Чернов положил тонко обглоданную арбузную корку в блюдо, взял с колен утиральник, промокнул подбородок, губы.
— Вот мы выпили за былое, Яков, песню про то спели. Хорошо. Я пел и время то вспомнил, молодость нашу.
— Правда? — удивился Яка, глядя на Чернова недоверчиво. — Вот же! И я про то думал, Дарью свою вспомнил.
— Ну вот. — Чернов опять поставил локти на стол, уперся подбородком в кулаки. — Оно завсегда так: про что поешь, про то и думаешь. И приятно нам, хорошо. Издалека-то ведь все приятным кажется, интересным. Вот кино видал я недавно про нашу войну, про гражданскую. Все в точности, как было: и тачанки с пулеметами, и эскадроны скачут, и шашки сверкают, и лошади с красноармейцами и беляками падают. Интересно. А знаешь почему?
— Ну? — Яка опять разжигал свою трубку.
— А потому, должно быть, Яков, что со стороны теперь глядишь на это, о смерти своей не думаешь, не над тобой она кружит. И под шрапнель летишь не ты. И конь закричал страшнее человека — не твой. И через голову, под копыта всего эскадрона полетел не ты.
— Темнишь, Иван, что-то.
— Нет, Яков, вспоминаю. Себя вспоминаю, отца своего, братьев. Как мы жили?
— Отец у тебя был прижимистый малость, это да.

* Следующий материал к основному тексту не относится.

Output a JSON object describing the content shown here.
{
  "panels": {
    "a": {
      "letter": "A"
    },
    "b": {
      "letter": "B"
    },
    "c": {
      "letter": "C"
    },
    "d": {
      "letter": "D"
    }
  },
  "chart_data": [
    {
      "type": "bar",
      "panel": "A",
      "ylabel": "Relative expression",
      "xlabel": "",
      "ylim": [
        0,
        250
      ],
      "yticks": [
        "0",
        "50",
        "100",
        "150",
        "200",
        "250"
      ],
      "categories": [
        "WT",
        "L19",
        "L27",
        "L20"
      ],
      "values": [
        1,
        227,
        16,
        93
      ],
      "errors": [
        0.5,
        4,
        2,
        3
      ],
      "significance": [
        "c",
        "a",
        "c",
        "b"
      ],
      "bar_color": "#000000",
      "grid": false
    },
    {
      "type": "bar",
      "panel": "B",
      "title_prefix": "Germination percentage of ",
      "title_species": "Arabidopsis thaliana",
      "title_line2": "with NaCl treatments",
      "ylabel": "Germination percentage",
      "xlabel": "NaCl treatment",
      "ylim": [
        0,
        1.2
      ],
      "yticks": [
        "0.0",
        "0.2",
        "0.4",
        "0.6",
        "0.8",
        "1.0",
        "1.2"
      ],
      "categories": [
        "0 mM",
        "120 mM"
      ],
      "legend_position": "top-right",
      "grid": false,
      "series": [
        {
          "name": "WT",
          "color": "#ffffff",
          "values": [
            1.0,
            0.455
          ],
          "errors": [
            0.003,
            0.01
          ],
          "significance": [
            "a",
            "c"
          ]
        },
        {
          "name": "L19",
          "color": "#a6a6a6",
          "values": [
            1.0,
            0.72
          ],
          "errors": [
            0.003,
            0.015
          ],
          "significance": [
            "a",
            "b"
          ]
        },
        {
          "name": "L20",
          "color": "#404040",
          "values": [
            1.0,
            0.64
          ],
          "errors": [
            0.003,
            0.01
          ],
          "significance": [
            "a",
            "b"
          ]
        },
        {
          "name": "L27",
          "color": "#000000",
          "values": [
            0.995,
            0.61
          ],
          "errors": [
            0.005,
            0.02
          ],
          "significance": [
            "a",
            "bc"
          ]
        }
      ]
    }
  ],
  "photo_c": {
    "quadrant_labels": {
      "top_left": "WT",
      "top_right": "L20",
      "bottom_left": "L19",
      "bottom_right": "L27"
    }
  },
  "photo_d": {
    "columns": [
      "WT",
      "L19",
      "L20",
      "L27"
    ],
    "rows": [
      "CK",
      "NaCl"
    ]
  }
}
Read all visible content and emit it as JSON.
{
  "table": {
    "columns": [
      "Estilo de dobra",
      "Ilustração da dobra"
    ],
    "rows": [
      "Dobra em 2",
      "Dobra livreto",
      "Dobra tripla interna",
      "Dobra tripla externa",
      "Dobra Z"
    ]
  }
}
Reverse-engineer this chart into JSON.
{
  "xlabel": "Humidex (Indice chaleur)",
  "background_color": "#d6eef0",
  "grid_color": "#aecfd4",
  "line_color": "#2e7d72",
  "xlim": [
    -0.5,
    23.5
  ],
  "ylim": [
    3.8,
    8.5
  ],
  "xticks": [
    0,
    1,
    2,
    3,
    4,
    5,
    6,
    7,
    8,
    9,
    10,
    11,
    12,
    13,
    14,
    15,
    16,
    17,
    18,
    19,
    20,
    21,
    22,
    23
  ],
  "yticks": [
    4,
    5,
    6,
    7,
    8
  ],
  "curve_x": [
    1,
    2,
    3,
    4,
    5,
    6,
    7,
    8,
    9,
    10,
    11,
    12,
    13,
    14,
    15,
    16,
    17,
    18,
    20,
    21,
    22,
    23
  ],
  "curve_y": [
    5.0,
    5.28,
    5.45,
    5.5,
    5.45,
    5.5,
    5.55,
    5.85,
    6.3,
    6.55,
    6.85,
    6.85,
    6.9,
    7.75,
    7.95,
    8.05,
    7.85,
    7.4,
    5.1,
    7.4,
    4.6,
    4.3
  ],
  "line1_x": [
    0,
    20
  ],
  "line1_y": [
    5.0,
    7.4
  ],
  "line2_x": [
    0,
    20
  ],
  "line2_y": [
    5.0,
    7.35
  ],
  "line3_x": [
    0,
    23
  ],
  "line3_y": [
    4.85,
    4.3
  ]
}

— Не прижимистый — скупой, жадный. Три коровы в последние годы было, а цельного молока в доме никто не ел, даже ребятишки — только обрат, только после сепаратора. Положим, семья была большая, с такой нельзя без бережливости, но не морить же ее голодом, не доглядывать, как бабы студень варят — упаси бог, если сноха хрящик съест! А братья, когда делились, за каждое, прости господи, г… готовы были глотку перервать друг дружке. Или ты не знал этого, позабыл? Все ты знаешь, и меня знаешь как облупленного. Недалеко я от них был.
— А сейчас добрый стал, правильный? — Яка усмехнулся.
— Не знаю, только не жмот. Не ворчу, слава богу, как собака с костью, не показываю клыки и бесперечь не оглядываюсь.
«Гляди-ка, он и вправду всем довольный!» Яка пыхнул в него желтым дымом самосада:
— «Не ворчу, клыки не показываю»! Да где у тебя клыки-то? Нет давно ни своей кости, ни клыков!
— И слава богу, я — не собака.
— Дурак ты. Согнала вас новая власть в колхоз и овцами сделала. Всю жизнь стригет, с рожденья до смерти, а вы ей: «Бя, бя, любим тебя-а!» Тьфу! — Яка отвернулся к окошку, поглядел на синий в тени ворот снег. А посередине двора снег брызгал разноцветными искрами: от солнца, день совсем разгулялся. Вспомнил про собак, спросил отчужденно: — Осенью ты про одичавшую сучку говорил, это правда, или ты меня успокаивал тогда?
— Это когда ты Сокола застрелил?
— Когда же еще, больше вроде не встречались. — Яка окончательно рассердился на это повторное напоминание об убийстве Сокола.
— Правда, хоть сам спроси.
— А на чьем пчельнике, на колхозном или у вас?
— У Федьки Монаха.
Яка сунул в карман погасшую трубку и, чувствуя нарастающее раздражение, поднялся.
— К Степке пойду, с прокуроршей его покалякаю, — сказал хмуро.